Reggie Reg: That's when half of the group wasn't part of it. We tried to do a second edition of Crash Crew. We came in '79, we went out in '84. Now, we're about 35 and we still hear hip-hop and still getting recognized as parties, so we decided to do another record. So, we got this guy Curtis Hamilton who wanted to be like Mike and Dave who knew Rob Base. Anyway, we get down with Curt and he had Teddy Reily, who isn't in Guy yet AND he has DJ Red Alert. So, it's three members now because the other members had gone on to wives and careers, so we did "High Powered Rap 2."

Barry Bistro: I was on that record. I was on "Crash is Back." I've never heard of "Champagne Flights."

Reggie Reg: Let me explain. We did the song with Reily, and then a few years later we came back hardcore and that was the year we did "Champagne Flights."

G-Man: By 1986 we were done. I became a cop in 1986.

Barry Bistro: And it was just swings in the dark after that.
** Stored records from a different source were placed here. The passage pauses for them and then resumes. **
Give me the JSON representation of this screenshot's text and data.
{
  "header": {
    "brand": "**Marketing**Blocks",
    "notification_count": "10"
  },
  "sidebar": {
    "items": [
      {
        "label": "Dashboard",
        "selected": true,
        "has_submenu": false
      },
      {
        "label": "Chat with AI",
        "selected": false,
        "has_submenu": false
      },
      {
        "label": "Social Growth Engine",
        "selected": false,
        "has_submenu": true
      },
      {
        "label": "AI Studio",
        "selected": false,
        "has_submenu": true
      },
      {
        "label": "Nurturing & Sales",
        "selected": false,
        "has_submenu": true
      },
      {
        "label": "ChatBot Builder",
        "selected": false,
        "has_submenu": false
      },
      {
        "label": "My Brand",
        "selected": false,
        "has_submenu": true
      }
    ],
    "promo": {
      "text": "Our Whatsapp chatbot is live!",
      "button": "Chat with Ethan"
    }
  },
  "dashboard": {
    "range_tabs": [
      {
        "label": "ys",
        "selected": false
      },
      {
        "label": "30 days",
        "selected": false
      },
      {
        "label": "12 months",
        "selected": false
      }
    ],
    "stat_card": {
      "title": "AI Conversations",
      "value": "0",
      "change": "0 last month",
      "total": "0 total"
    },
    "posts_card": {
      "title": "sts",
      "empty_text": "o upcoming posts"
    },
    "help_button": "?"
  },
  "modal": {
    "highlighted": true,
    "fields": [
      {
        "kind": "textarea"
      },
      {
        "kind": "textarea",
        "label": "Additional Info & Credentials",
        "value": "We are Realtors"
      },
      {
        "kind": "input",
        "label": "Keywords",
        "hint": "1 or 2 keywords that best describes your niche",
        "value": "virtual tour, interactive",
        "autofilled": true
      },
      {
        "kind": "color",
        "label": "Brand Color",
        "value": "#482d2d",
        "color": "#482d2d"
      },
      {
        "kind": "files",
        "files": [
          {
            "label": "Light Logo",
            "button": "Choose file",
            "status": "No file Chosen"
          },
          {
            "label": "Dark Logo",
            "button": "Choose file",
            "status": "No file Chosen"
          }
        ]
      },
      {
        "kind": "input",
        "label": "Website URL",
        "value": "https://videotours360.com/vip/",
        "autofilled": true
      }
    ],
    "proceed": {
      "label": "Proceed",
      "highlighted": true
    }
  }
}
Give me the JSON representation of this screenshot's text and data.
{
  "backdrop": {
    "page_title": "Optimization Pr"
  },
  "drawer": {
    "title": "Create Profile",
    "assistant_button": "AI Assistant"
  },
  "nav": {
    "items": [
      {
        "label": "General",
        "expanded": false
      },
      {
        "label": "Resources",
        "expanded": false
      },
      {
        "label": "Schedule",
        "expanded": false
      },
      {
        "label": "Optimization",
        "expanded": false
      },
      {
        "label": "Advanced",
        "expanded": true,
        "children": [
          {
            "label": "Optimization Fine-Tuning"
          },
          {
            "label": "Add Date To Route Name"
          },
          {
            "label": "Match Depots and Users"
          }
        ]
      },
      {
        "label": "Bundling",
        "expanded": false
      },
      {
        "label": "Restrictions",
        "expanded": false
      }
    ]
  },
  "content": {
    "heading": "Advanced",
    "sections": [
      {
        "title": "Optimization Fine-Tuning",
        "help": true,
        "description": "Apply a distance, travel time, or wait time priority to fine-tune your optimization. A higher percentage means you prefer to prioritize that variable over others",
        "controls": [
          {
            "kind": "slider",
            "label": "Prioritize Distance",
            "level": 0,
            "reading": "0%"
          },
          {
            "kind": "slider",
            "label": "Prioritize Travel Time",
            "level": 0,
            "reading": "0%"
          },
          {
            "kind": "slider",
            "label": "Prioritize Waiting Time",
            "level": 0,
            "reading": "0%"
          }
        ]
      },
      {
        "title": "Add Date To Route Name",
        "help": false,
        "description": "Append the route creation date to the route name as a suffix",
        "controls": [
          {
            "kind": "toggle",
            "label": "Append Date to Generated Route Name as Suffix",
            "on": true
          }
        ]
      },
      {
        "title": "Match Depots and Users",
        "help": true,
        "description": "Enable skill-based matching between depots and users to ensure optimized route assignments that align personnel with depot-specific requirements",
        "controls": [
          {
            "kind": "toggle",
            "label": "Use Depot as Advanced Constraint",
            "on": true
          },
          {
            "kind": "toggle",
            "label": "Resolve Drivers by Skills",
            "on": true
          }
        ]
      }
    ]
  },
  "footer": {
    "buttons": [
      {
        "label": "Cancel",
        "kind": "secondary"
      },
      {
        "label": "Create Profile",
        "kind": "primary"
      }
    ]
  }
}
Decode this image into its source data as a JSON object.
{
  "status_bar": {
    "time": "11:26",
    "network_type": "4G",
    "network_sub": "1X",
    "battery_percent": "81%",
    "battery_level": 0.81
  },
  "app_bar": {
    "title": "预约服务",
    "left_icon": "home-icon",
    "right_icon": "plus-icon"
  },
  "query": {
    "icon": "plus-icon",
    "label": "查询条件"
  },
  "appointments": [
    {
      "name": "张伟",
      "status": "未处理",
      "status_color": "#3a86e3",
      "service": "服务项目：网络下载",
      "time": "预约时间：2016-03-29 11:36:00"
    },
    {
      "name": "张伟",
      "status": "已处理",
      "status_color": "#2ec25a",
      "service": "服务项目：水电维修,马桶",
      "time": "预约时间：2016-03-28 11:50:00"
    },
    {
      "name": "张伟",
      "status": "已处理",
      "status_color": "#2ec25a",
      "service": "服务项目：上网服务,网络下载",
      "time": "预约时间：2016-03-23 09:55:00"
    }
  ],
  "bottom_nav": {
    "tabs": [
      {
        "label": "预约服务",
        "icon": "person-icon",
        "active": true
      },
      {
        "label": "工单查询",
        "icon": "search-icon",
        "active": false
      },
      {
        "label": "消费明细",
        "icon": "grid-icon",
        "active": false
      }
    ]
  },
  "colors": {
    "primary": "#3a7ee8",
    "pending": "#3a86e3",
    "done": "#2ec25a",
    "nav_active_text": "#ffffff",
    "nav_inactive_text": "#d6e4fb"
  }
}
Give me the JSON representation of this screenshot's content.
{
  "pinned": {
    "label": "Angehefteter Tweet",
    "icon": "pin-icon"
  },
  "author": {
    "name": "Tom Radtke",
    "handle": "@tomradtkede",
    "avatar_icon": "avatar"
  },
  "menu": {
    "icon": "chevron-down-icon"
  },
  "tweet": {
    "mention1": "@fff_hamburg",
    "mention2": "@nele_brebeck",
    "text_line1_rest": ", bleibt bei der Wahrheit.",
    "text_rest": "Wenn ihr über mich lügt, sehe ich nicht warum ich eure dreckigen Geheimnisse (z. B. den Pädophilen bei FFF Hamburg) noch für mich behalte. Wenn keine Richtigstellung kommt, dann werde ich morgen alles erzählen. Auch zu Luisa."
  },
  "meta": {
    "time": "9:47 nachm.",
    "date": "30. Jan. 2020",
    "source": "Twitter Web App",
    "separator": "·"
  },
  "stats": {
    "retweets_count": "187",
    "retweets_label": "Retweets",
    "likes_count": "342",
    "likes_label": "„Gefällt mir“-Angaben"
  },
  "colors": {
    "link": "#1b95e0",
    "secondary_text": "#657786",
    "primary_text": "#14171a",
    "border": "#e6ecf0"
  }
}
LSD: At the time that Crash Crew were signed, they were signed with a lot of groups. By the time Sugar Hill blew up and signed Flash, everybody wanted to make a record. They signed a lot of groups to get them under contract so that they could control the rap market at that time and didn't have to worry about a Crash Crew signing to somebody else.

G-Man: It was a lot like they were removing [us] from competing with the three acts they wanted to carry, so everybody took a backseat to the acts they wanted to carry.

But those records you did make on Sugar Hill will live forever and have been referenced and invoked in songs by everyone from the Beastie Boys to De La Soul to Jay-Z.

Barry Bistro: That was Disco Dave's part that Jay-Z used for "Girls Girls Girls."

Did any of those artists ask your permission first or have any contact with you afterwards?

Reggie Reg: Nope, they went straight to Sugar Hill.

Barry Bistro: But I'm fine with them not reaching out. It's just great to hear them do it.